Sunday, October 1, 2023

And the Emmy Goes To...

This has been one strange year for fans of television. What with the strikes as I type this we don't even know if there will be an Emmy Awards Broadcast. Sure they say sometime in the new year, but I wouldn't trust studios, networks, or streaming services who won't even pay their employees a living wage. Seriously, just pay them already!* I mean, seriously, look at this past year, look at all the amazing shows, and get it into your heads that none of this would have been possible without the writers and actors. The losses you're taking are costing you more than if you were to just pay them. Now, to get off my soapbox, let's celebrate the wonderful shows that were adapted from books this year. I mean, we had the big fantasy epics from George R.R. Martin and J.R.R. Tolkien. We had the classics reinterpreted, from Tom Jones to Great Expectations to Dangerous Liaisons. We had the spooky and the kooky, from Lockwood and Co. to Wednesday to The Midnight Club. And these are just the shows I got around to watching! There were so many adaptations this year one has to wonder a little if there are any original ideas out there, but trust me, there are, just look to The Afterparty and Yellowjackets.
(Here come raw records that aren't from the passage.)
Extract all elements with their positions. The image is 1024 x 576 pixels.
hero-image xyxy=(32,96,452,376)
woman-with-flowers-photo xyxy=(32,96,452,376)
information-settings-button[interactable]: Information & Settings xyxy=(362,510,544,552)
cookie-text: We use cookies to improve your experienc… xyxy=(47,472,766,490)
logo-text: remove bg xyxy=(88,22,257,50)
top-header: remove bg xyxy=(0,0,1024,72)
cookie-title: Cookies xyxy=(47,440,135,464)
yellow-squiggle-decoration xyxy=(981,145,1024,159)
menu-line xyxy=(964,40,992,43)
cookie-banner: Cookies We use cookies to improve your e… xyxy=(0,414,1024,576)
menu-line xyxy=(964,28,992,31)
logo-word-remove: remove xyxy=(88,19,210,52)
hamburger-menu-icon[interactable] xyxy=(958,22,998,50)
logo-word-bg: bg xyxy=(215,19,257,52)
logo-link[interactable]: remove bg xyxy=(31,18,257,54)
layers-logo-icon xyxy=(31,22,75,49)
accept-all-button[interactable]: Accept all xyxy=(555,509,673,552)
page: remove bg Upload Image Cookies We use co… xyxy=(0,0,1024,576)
Also, these adaptations showed what you could do with an open mind and a willingness to embrace the spirit of the source material but not be enslaved by it. There was rarely a show among these that I wouldn't be willing to watch again and again, like what I've done with the new season of Good Omens. So let's get this party started and join me in celebration of the wonders of adaptation.

*The WGA strike ended, successfully, on September 27th, 2023. The SAG-AFTRA strike is still ongoing.